I don't see animal farming as a 'problem'. I see it as ribeye steak on the barbie, washed down by wine imported (via container ship) from Australia. The greenies would deny me these things and I see that as a 'problem'. COP26 is a joke, given the three biggest polluters don't give a toss about the environment or about climate change (if they did, they would stop building coal-fired power stations and move to cars with small efficient petrol engines. But aircon is nice and you just cannot beat the sound of a throaty V8 engine so, sod the climate).
 
I don't see animal farming as a 'problem'. I see it as ribeye steak on the barbie, washed down by wine imported (via container ship) from Australia. The greenies would deny me these things and I see that as a 'problem'. COP26 is a joke, given the three biggest polluters don't give a toss about the environment or about climate change (if they did, they would stop building coal-fired power stations and move to cars with small efficient petrol engines. But aircon is nice and you just cannot beat the sound of a throaty V8 engine so, sod the climate).

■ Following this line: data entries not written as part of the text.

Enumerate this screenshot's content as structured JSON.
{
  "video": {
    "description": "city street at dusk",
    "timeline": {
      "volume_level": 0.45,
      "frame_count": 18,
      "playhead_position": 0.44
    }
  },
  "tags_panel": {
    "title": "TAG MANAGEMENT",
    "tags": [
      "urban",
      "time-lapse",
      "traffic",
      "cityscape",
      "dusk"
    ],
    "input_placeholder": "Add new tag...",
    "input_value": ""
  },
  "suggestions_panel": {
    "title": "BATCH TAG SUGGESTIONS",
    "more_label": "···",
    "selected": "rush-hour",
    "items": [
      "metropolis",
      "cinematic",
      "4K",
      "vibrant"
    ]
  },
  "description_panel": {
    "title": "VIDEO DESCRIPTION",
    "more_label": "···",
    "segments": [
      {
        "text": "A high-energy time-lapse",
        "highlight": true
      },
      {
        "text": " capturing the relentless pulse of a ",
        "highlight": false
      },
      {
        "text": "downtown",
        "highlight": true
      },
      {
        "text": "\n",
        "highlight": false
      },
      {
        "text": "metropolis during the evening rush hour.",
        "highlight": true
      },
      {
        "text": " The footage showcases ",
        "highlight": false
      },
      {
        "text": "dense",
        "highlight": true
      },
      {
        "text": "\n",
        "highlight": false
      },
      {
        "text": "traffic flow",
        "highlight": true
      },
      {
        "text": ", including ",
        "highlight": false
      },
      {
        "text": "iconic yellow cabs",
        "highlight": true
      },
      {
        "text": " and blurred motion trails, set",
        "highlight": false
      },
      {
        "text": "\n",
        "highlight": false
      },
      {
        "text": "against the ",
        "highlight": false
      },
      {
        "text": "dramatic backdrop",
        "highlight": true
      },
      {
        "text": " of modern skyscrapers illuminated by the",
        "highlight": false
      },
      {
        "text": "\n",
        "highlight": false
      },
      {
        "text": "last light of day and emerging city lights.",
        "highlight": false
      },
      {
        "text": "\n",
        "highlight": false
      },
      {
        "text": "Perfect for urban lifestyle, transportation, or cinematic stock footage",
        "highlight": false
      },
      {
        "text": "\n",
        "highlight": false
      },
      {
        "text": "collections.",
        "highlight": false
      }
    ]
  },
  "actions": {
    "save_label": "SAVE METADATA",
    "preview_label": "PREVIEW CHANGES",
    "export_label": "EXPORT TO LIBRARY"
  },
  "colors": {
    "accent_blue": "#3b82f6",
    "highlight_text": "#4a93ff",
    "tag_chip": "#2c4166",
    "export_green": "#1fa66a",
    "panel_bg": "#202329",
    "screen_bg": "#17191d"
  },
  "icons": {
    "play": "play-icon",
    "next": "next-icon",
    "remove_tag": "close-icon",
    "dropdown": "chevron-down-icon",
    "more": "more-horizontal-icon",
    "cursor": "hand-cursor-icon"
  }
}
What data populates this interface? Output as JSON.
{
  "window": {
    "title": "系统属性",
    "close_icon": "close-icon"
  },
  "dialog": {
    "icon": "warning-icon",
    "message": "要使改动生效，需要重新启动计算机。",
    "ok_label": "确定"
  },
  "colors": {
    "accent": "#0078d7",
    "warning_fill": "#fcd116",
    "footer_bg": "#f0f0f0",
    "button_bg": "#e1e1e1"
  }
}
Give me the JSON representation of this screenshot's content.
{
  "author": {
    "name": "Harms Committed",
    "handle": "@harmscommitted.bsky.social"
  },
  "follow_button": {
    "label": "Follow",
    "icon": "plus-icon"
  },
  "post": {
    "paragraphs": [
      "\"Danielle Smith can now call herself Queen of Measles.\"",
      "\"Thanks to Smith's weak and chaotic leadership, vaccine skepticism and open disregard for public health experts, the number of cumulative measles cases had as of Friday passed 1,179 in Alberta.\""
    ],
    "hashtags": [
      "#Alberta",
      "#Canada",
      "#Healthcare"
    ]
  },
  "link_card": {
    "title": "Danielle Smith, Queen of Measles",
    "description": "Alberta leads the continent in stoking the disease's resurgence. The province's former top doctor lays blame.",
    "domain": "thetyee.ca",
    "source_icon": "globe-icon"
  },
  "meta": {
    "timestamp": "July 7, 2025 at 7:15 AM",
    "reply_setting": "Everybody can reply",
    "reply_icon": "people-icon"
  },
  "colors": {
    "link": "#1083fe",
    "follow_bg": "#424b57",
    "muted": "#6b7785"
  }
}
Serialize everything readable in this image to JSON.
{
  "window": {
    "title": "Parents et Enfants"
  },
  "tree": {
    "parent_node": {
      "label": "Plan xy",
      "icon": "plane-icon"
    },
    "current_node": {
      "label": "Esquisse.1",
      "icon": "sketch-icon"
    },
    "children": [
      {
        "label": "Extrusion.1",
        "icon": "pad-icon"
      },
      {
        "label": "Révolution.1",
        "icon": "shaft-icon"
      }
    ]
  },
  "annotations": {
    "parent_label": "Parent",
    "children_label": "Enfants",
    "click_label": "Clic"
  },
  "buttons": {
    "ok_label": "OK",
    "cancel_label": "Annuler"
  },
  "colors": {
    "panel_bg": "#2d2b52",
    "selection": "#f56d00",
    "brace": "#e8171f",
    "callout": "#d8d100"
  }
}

Don't forget the cheap tat from China via Amazon and the foreign holidays - all of which makes the electric vehicles the middle classes buy look rather like fig leaves.....

Cheers James
 
I know (because I work for one) regulators are very concerned about the impact on financial stability when vast tracts of housing can't be insured as they are near the sea or in newly defined flood areas. The impact on banks (all those mortgages! !!) is not to be underestimated.
I can remember that during the last big floods we had up here apart from the emergency services & RNLI we had the enviroment agency and I believe some partner company who were marking up maps to redefine the flood zones and this info was for local councils, highways and you guessed it the insurance companies. After this there were some people with huge excess on their insurance premiums.

They talk of these sea level rises and yet not only are they doing nothing about the climate change issue they are also not planing about what to do when it happens. They must realise London is a high risk, thames barrier is basicaly obsolete and when the levels rise it will just flow in from the Essex coast so unless they build huge dykes then they should be looking at where to site the new capital, perhaps Birmingham to be more central.
 
I think you should increase your scope about oil and remember it is not just a case of oil = petrol, oil = diesel, a great number of products are made from it and its unlikely we'll be able to replace them all with interwoven strands of plant matter.
 
Fuels, plastics, medicines, preservatives, fertilisers, solvents, cleaning products, cosmetics........ the list goes on.
 
Without petrochemicals an awful lot of products will no longer be produced. One of the first to come out the process is Asphalt and bitumen so are we just going to use concrete instead. At the other end you have Lpg, ie propane and butane so thats a lot of forklifts without fuel not to mention the leisure industry, but not an issue for the road gangs as they will not have any tarmac to lay anyway. Then in the middle you have paraffin and jet fuels, end of the aviation industry but what about the military, can you forsee an electric F15 or B2! Perhaps they all go and get replaced by drones so thats solved. You also have a lot of other things like plastic , polypropylene think rope and food packaging. Polyester is insulation, fabrics but also a key ingredient to plastic pollution and don't forget PTFE so thats another load, but luckily we will be able to import from other countries who will still be selling ICE vehicles for some time and keeping their refineries going unlike here in the UK.